Наконец, в книжке были и антологические стихи – «Наяда» Баратынского – перевод из Шенье – и четыре «антологических» элегии Плетнева. «Садовник», «Рассудок и страсть», «Воспоминание» и «Ночь». Это были последние по времени плетневские стихи и его последнее увлечение: от элегии-медитации, элегии-размышления он шел к «элегическому фрагменту», как у Пушкина или Баратынского.
Иван Иванович Козлов дал два стихотворения: «Подражание Шатобриану (Отрывок, посвященный Александру Ивановичу Тургеневу)» и «Лунная ночь в Кремле». Первый из них получил потом название «Разорение Рима и распространение христианства». Второе же произведение носило подзаголовок «Из поэмы Наталья Борисовна Долгорукая, посвященной В. А. Жуковскому». К нему Дельвиг сделал примечание: «Эта маленькая поэма, начатая в 1824 году, через несколько месяцев будет окончена и напечатана».
Дельвиг имел все основания опасаться аллюзий, которые возникали сами собой. Прямая связь поэмы Козлова с рылеевской думой о Наталье Долгорукой бросалась в глаза.
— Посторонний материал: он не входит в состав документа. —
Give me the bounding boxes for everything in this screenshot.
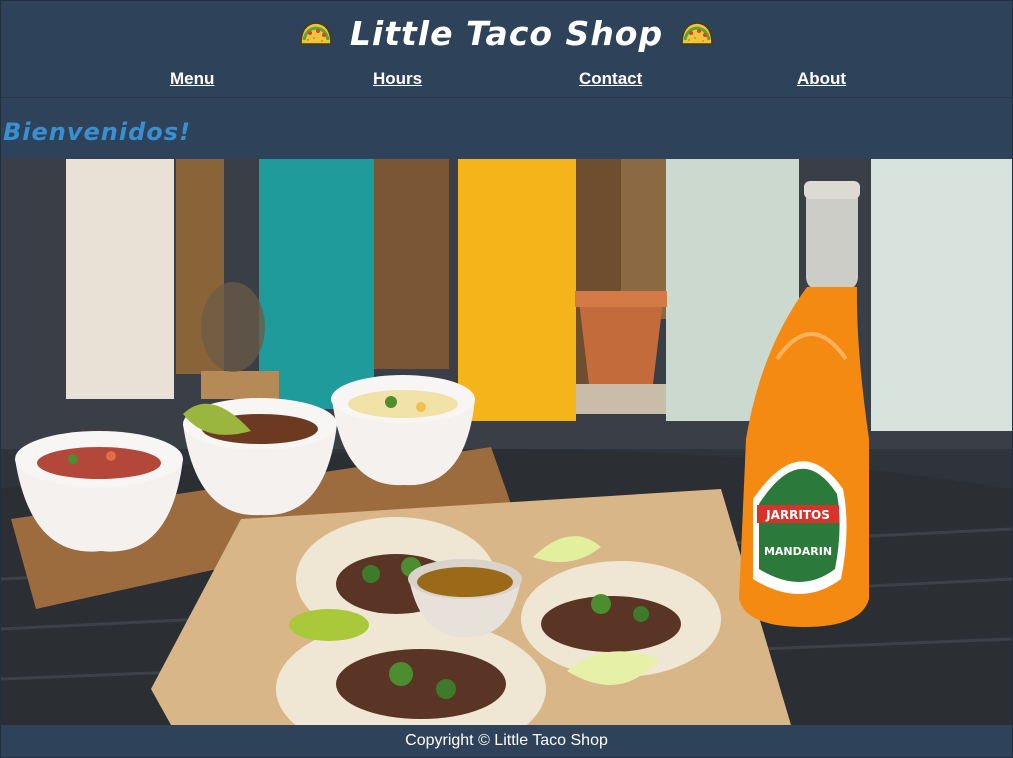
panel-lightblue bbox=[871, 159, 1012, 431]
panel-cream bbox=[66, 159, 174, 399]
bottle-brand: JARRITOS bbox=[765, 508, 830, 522]
hero-image: JARRITOS MANDARIN bbox=[1, 159, 1012, 725]
panel-yellow bbox=[458, 159, 576, 421]
nav-link-contact[interactable]: Contact bbox=[579, 69, 642, 89]
bottle-flavor: MANDARIN bbox=[764, 545, 832, 558]
main-nav: Menu Hours Contact About bbox=[1, 69, 1012, 93]
welcome-band: Bienvenidos! bbox=[1, 98, 1012, 158]
nav-link-hours[interactable]: Hours bbox=[373, 69, 422, 89]
nav-link-menu[interactable]: Menu bbox=[170, 69, 214, 89]
nav-link-about[interactable]: About bbox=[797, 69, 846, 89]
page-frame: Little Taco Shop Menu Hours Contact Abou… bbox=[0, 0, 1013, 758]
welcome-heading: Bienvenidos! bbox=[3, 117, 192, 146]
site-title: Little Taco Shop bbox=[349, 13, 664, 53]
site-header: Little Taco Shop Menu Hours Contact Abou… bbox=[1, 1, 1012, 98]
taco-icon bbox=[679, 18, 715, 48]
title-row: Little Taco Shop bbox=[1, 9, 1012, 57]
taco-icon bbox=[298, 18, 334, 48]
site-footer: Copyright © Little Taco Shop bbox=[1, 725, 1012, 757]
copyright-text: Copyright © Little Taco Shop bbox=[405, 732, 608, 749]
Отрывок в «Северных цветах», конечно, был невинным пейзажным описанием – но далее в полном тексте шла сцена явления призрака: казненный Иван Долгорукий перед женой поднимает за волосы свою отрубленную голову. Если все это было написано в 1826 году – о печатании поэмы не могло быть и речи. Нам неизвестно, когда Дельвигу пришла мысль сделать свое примечание – не в самом ли начале 1827 года, когда уехали в Сибирь Волконская и Трубецкая, и самое имя Натальи Долгорукой читалось как прозрачный намек на жен, оставшихся верными жертвам самовластья? В 1827 году, когда поэма готовилась отдельным изданием, Жуковский очень беспокоился о ее судьбе – и было отчего.
В дельвиговском альманахе сохранялась еще атмосфера додекабрьского времени. Сейчас, когда все должно было меняться, он то и дело становился против течения – то вольно, то невольно.
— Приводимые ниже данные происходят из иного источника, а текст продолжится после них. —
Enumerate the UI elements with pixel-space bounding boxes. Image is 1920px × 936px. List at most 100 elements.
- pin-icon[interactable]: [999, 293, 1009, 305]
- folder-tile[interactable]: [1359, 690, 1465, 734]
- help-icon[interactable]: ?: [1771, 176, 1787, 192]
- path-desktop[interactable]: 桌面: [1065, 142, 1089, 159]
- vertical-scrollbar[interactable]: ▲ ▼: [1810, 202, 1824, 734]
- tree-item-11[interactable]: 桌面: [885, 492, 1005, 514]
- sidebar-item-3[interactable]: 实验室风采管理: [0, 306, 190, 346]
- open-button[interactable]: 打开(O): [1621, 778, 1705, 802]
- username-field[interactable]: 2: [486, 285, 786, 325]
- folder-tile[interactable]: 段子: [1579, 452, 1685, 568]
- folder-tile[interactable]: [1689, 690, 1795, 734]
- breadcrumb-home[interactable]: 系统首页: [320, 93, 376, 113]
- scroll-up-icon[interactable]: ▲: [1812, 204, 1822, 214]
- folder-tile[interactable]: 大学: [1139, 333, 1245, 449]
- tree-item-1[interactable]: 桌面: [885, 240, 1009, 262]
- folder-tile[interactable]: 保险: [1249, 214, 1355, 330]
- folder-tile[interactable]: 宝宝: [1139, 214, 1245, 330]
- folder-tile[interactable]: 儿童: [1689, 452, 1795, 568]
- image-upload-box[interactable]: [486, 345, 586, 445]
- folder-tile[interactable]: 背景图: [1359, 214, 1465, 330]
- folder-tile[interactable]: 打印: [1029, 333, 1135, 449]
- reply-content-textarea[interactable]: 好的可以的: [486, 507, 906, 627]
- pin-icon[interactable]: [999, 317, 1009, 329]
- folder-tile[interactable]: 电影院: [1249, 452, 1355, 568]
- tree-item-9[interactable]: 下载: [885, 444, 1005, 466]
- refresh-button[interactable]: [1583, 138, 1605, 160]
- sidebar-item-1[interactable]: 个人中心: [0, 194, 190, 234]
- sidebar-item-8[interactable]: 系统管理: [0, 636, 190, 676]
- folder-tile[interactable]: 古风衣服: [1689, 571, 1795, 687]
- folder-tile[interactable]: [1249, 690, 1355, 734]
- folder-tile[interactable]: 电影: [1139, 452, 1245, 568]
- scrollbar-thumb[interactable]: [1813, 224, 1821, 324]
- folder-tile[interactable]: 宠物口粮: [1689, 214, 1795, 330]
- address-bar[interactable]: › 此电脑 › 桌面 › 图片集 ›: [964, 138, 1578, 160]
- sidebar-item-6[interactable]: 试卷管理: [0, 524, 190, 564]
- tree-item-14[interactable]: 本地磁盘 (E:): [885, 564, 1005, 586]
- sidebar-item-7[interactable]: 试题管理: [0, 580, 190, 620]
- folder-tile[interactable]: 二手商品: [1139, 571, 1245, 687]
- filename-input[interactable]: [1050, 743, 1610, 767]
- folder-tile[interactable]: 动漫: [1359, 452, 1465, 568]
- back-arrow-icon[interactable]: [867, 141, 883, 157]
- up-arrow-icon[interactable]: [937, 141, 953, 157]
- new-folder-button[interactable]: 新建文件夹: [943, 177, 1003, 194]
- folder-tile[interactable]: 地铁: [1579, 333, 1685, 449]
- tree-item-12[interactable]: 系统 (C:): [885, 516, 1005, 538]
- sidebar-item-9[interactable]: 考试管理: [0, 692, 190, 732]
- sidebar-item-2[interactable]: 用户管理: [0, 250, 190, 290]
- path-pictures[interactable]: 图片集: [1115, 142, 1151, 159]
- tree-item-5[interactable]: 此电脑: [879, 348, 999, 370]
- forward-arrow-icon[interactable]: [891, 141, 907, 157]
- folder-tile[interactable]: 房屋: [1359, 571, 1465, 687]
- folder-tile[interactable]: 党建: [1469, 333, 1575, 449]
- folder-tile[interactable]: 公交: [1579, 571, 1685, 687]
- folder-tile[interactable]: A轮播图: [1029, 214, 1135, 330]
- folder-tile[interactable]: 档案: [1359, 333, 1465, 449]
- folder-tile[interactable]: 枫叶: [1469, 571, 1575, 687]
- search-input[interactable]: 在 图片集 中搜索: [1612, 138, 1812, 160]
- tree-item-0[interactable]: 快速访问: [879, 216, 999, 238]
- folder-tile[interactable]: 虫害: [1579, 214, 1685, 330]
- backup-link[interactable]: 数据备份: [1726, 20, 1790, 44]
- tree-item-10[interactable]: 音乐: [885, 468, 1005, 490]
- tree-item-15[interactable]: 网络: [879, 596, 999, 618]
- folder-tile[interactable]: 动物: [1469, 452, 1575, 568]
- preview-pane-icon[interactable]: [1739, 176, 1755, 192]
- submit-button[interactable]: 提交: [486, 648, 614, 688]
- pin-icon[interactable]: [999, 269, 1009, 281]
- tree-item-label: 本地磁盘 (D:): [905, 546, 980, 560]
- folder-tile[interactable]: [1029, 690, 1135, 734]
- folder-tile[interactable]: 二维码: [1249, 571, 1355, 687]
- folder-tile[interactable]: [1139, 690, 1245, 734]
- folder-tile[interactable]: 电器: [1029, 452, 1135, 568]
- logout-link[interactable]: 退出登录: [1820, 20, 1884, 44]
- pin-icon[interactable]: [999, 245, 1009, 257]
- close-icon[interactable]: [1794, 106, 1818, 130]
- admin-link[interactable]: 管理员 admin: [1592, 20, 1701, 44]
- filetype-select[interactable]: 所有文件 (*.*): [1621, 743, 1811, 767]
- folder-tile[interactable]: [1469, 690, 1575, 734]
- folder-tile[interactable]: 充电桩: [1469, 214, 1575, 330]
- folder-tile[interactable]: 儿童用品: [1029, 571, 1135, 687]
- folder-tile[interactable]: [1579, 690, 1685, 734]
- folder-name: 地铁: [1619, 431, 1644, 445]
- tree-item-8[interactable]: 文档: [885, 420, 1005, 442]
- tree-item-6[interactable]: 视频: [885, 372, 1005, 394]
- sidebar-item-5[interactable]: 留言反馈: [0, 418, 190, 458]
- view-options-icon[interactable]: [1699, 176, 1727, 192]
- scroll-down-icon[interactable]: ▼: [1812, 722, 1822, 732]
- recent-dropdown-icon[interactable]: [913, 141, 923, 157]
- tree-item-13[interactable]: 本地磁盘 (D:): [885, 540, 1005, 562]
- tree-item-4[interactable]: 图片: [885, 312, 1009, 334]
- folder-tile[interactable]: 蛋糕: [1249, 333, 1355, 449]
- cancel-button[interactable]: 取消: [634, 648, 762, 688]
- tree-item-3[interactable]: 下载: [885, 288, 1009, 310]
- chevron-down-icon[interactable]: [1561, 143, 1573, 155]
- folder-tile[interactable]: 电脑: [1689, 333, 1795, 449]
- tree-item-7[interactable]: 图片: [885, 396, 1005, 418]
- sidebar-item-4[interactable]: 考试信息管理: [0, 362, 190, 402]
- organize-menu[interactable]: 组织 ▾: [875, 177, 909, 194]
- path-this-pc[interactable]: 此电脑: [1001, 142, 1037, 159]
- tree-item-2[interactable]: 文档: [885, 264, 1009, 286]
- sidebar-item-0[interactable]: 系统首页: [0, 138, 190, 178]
Федор Туманский отдал сюда «Птичку» и элегию «18 апреля». В «Птичке» слышались отзвуки поэтических аллегорий о свободе. Туманский подражал пушкинской «Птичке», в которой южный изгнанник радовался, что может доставить свободу хотя одному живому существу. Дельвиг тогда тоже создал свою вариацию – «К птичке, выпущенной на волю». Туманский запоздал, но его стихи зато выиграли в популярности: его «Птичка» осталась в памяти поколений читателей, и современники были убеждены, что он превзошел не только Дельвига, но и Пушкина. Лев Пушкин вписал эти стихи в альбом Анны Вульф5.